Sorry I just realise that my question may not be precise. I may have used a wrong term. The periodic BC I mean is having a repeating pattern inlet velocity using the data like a pulsatile flow instead of having the outlet as another inlet.

Even the first nonlinear system cannot be solved. How did you implement your two varf? Does it work with a Newton linearization implemented “by hand”? My best advice would be to start from something that works, e.g., a steady-state Navier–Stokes script, and then add time discretization and then your forcing term. It’s difficult otherwise to debug these multiline varf.
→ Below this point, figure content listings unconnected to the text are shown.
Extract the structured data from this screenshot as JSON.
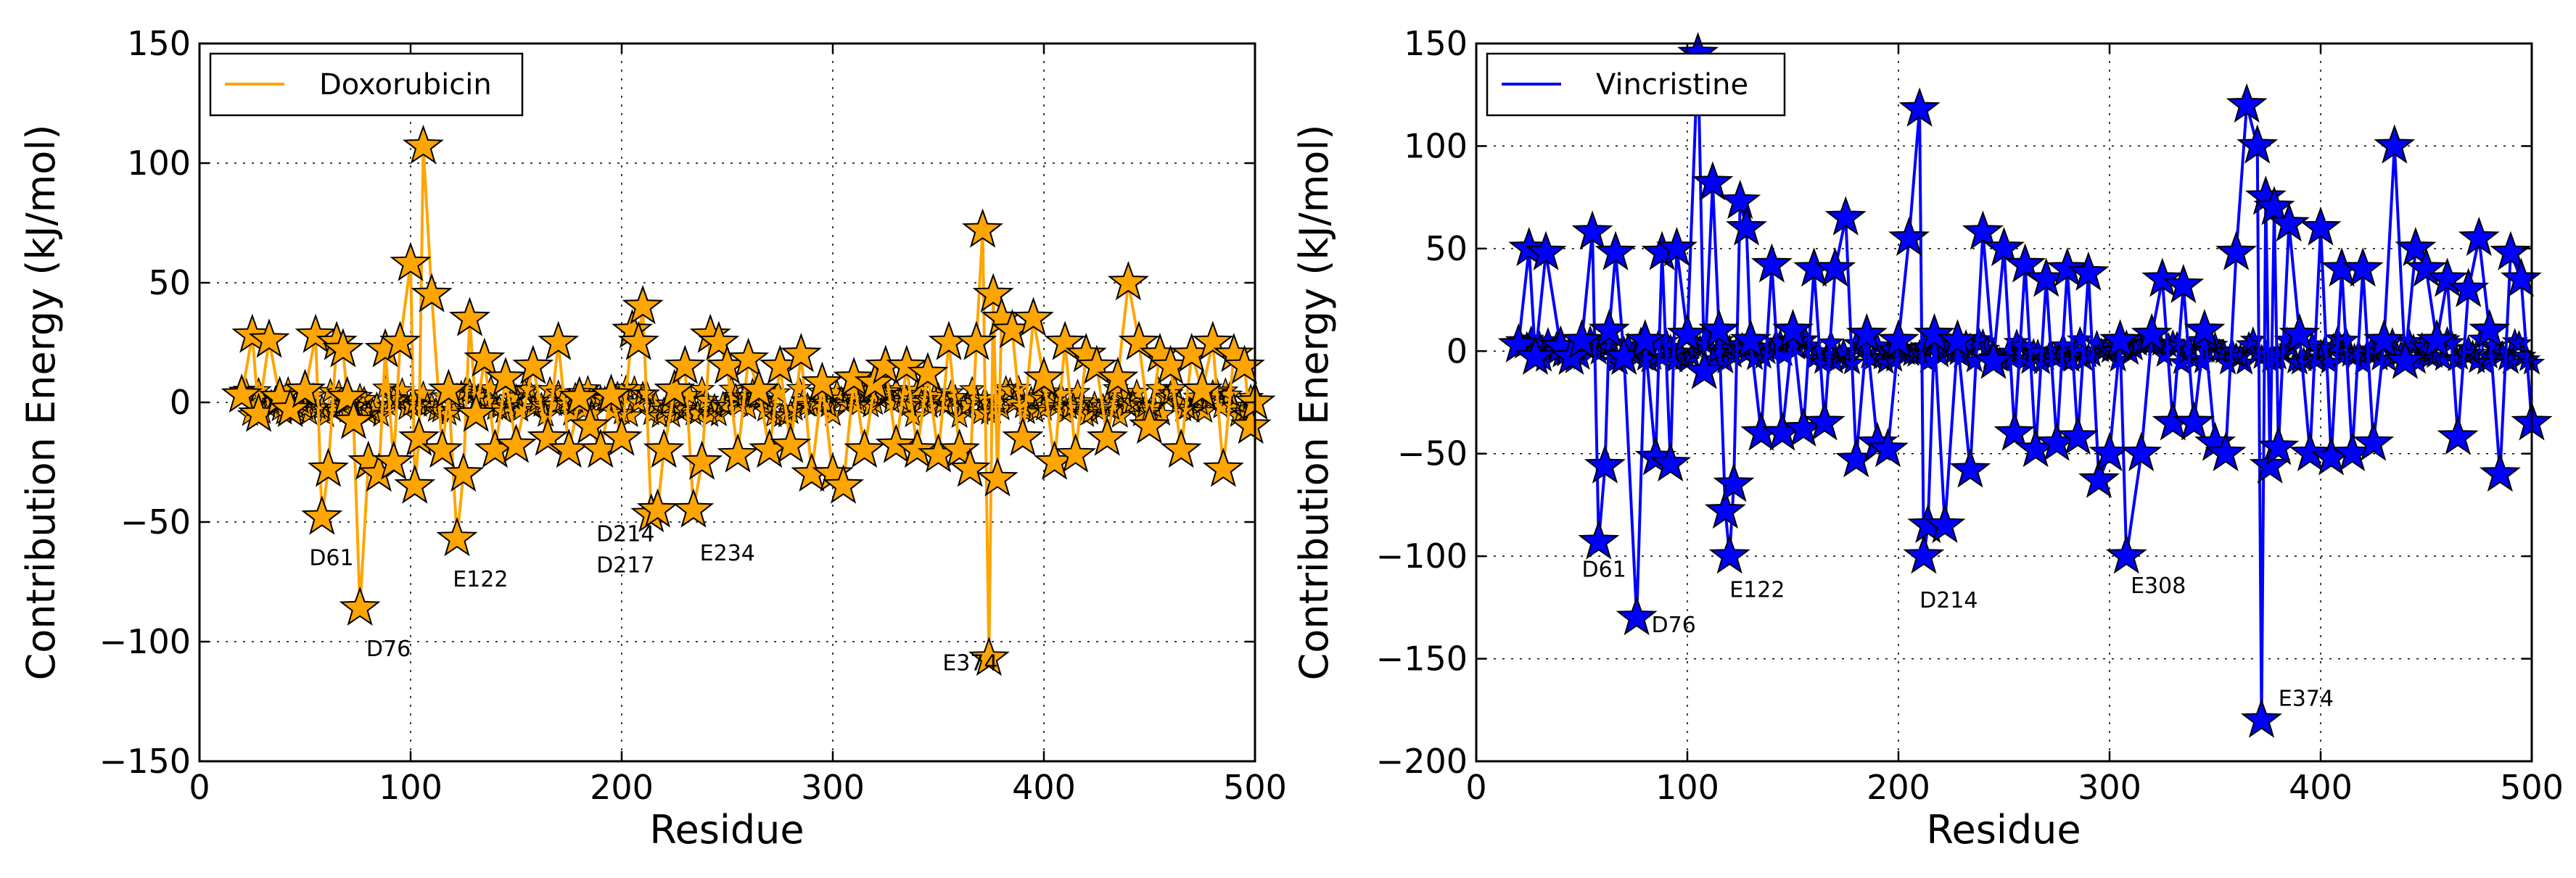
{
  "chart_data": [
    {
      "type": "line",
      "marker": "star",
      "xlabel": "Residue",
      "ylabel": "Contribution Energy (kJ/mol)",
      "xlim": [
        0,
        500
      ],
      "ylim": [
        -150,
        150
      ],
      "xticks": [
        0,
        100,
        200,
        300,
        400,
        500
      ],
      "yticks": [
        -150,
        -100,
        -50,
        0,
        50,
        100,
        150
      ],
      "xtick_labels": [
        "0",
        "100",
        "200",
        "300",
        "400",
        "500"
      ],
      "ytick_labels": [
        "−150",
        "−100",
        "−50",
        "0",
        "50",
        "100",
        "150"
      ],
      "grid": true,
      "legend_position": "top-left",
      "series": [
        {
          "name": "Doxorubicin",
          "color": "#FFA500",
          "marker_color": "#FFA500",
          "x": [
            20,
            25,
            28,
            33,
            38,
            43,
            50,
            55,
            58,
            61,
            65,
            68,
            70,
            73,
            76,
            80,
            85,
            88,
            92,
            95,
            100,
            102,
            104,
            106,
            110,
            115,
            118,
            122,
            125,
            128,
            131,
            135,
            140,
            145,
            150,
            158,
            165,
            170,
            175,
            180,
            185,
            190,
            195,
            200,
            205,
            208,
            210,
            214,
            217,
            220,
            225,
            230,
            234,
            238,
            242,
            246,
            250,
            255,
            260,
            265,
            270,
            275,
            280,
            285,
            290,
            295,
            300,
            305,
            310,
            315,
            320,
            325,
            330,
            335,
            340,
            345,
            350,
            355,
            360,
            365,
            368,
            371,
            374,
            376,
            378,
            380,
            385,
            390,
            395,
            400,
            405,
            410,
            415,
            420,
            425,
            430,
            435,
            440,
            445,
            450,
            455,
            460,
            465,
            470,
            475,
            480,
            485,
            490,
            495,
            498,
            500
          ],
          "values": [
            3,
            28,
            -5,
            26,
            2,
            -3,
            5,
            28,
            -48,
            -28,
            25,
            22,
            2,
            -8,
            -86,
            -25,
            -30,
            22,
            -25,
            25,
            58,
            -35,
            -15,
            107,
            45,
            -20,
            5,
            -57,
            -30,
            35,
            -5,
            18,
            -20,
            10,
            -18,
            15,
            -15,
            25,
            -20,
            2,
            -10,
            -20,
            3,
            -15,
            30,
            25,
            40,
            -47,
            -45,
            -20,
            5,
            15,
            -45,
            -25,
            28,
            25,
            15,
            -22,
            18,
            5,
            -20,
            15,
            -18,
            20,
            -30,
            8,
            -30,
            -35,
            10,
            -20,
            8,
            15,
            -18,
            15,
            -20,
            12,
            -22,
            25,
            -20,
            -28,
            25,
            72,
            -107,
            45,
            -32,
            35,
            30,
            -15,
            35,
            10,
            -25,
            25,
            -22,
            20,
            15,
            -15,
            10,
            50,
            25,
            -10,
            20,
            15,
            -20,
            20,
            5,
            25,
            -28,
            20,
            15,
            -10,
            0
          ]
        }
      ],
      "annotations": [
        {
          "text": "D61",
          "x": 52,
          "y": -68
        },
        {
          "text": "D76",
          "x": 79,
          "y": -106
        },
        {
          "text": "E122",
          "x": 120,
          "y": -77
        },
        {
          "text": "D214",
          "x": 188,
          "y": -58
        },
        {
          "text": "D217",
          "x": 188,
          "y": -71
        },
        {
          "text": "E234",
          "x": 237,
          "y": -66
        },
        {
          "text": "E374",
          "x": 352,
          "y": -112
        }
      ]
    },
    {
      "type": "line",
      "marker": "star",
      "xlabel": "Residue",
      "ylabel": "Contribution Energy (kJ/mol)",
      "xlim": [
        0,
        500
      ],
      "ylim": [
        -200,
        150
      ],
      "xticks": [
        0,
        100,
        200,
        300,
        400,
        500
      ],
      "yticks": [
        -200,
        -150,
        -100,
        -50,
        0,
        50,
        100,
        150
      ],
      "xtick_labels": [
        "0",
        "100",
        "200",
        "300",
        "400",
        "500"
      ],
      "ytick_labels": [
        "−200",
        "−150",
        "−100",
        "−50",
        "0",
        "50",
        "100",
        "150"
      ],
      "grid": true,
      "legend_position": "top-left",
      "series": [
        {
          "name": "Vincristine",
          "color": "#0000FF",
          "marker_color": "#0000FF",
          "x": [
            20,
            25,
            28,
            33,
            40,
            45,
            50,
            55,
            58,
            61,
            63,
            66,
            70,
            76,
            80,
            85,
            88,
            92,
            95,
            100,
            105,
            108,
            112,
            115,
            118,
            120,
            122,
            125,
            128,
            130,
            135,
            140,
            145,
            150,
            155,
            160,
            165,
            170,
            175,
            180,
            185,
            190,
            195,
            200,
            205,
            210,
            212,
            214,
            217,
            222,
            228,
            234,
            240,
            245,
            250,
            255,
            260,
            265,
            270,
            275,
            280,
            285,
            290,
            295,
            300,
            305,
            308,
            315,
            320,
            325,
            330,
            335,
            340,
            345,
            350,
            355,
            360,
            365,
            370,
            372,
            374,
            376,
            378,
            380,
            385,
            390,
            395,
            400,
            405,
            410,
            415,
            420,
            425,
            430,
            435,
            440,
            445,
            450,
            455,
            460,
            465,
            470,
            475,
            480,
            485,
            490,
            495,
            500
          ],
          "values": [
            3,
            50,
            -3,
            48,
            2,
            -3,
            5,
            58,
            -93,
            -56,
            10,
            48,
            -3,
            -130,
            5,
            -52,
            48,
            -55,
            50,
            8,
            145,
            -10,
            82,
            10,
            -78,
            -100,
            -65,
            73,
            60,
            5,
            -40,
            42,
            -40,
            10,
            -38,
            40,
            -35,
            40,
            65,
            -53,
            8,
            -45,
            -48,
            5,
            55,
            118,
            -100,
            -85,
            8,
            -85,
            5,
            -58,
            58,
            -5,
            50,
            -40,
            42,
            -48,
            35,
            -45,
            40,
            -42,
            38,
            -63,
            -50,
            5,
            -100,
            -50,
            8,
            35,
            -35,
            32,
            -35,
            10,
            -45,
            -50,
            48,
            120,
            100,
            -180,
            75,
            -56,
            70,
            -47,
            62,
            8,
            -50,
            60,
            -52,
            40,
            -50,
            40,
            -45,
            5,
            100,
            -5,
            50,
            40,
            5,
            35,
            -42,
            30,
            55,
            10,
            -60,
            48,
            35,
            -35
          ]
        }
      ],
      "annotations": [
        {
          "text": "D61",
          "x": 50,
          "y": -110
        },
        {
          "text": "D76",
          "x": 83,
          "y": -137
        },
        {
          "text": "E122",
          "x": 120,
          "y": -120
        },
        {
          "text": "D214",
          "x": 210,
          "y": -125
        },
        {
          "text": "E308",
          "x": 310,
          "y": -118
        },
        {
          "text": "E374",
          "x": 380,
          "y": -173
        }
      ]
    }
  ]
}
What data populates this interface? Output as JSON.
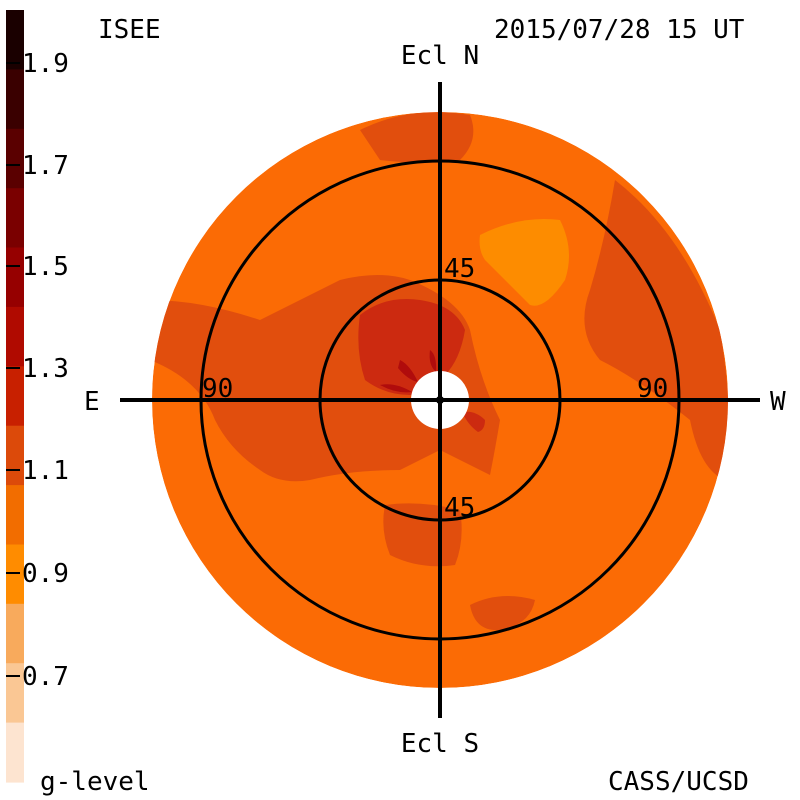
{
  "header": {
    "left_label": "ISEE",
    "timestamp": "2015/07/28 15 UT"
  },
  "footer": {
    "left_label": "g-level",
    "right_label": "CASS/UCSD"
  },
  "directions": {
    "north": "Ecl N",
    "south": "Ecl S",
    "east": "E",
    "west": "W"
  },
  "ring_labels": {
    "inner_top": "45",
    "inner_bottom": "45",
    "outer_left": "90",
    "outer_right": "90"
  },
  "colorbar": {
    "title": "g-level",
    "tick_labels": [
      "1.9",
      "1.7",
      "1.5",
      "1.3",
      "1.1",
      "0.9",
      "0.7"
    ],
    "bands": [
      "#1a0000",
      "#3a0000",
      "#5a0000",
      "#7a0000",
      "#960000",
      "#b00a00",
      "#c82000",
      "#dc4a0a",
      "#f26d00",
      "#ff8c00",
      "#f8aa5c",
      "#fac794",
      "#fde4d0"
    ]
  },
  "map_colors": {
    "base": "#fb6b05",
    "level_1_0": "#e14e0d",
    "level_1_2": "#cc2a10",
    "level_1_4": "#b00c0c",
    "level_0_85": "#fd8c00",
    "axis": "#000000"
  }
}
I highly doubt your vRes varf is correct. Your Dirichlet boundary condition on label 4 does not depend on the previous residual, which can never go to 0, hence the stagnation. At convergence of SNESSolve, keep in mind that vRes(0, v) should evaluate to a vector whose norm is close to 0. Here, that’s impossible since you have on(4, ux = uaugm[(tstep-1)%1000]*(y-1)^2-uaugm[(tstep-1)%1000], uy = 0). Maybe it should be on(4, ux = ucx-uaugm[(tstep-1)%1000]*(y-1)^2-uaugm[(tstep-1)%1000], uy = 0)?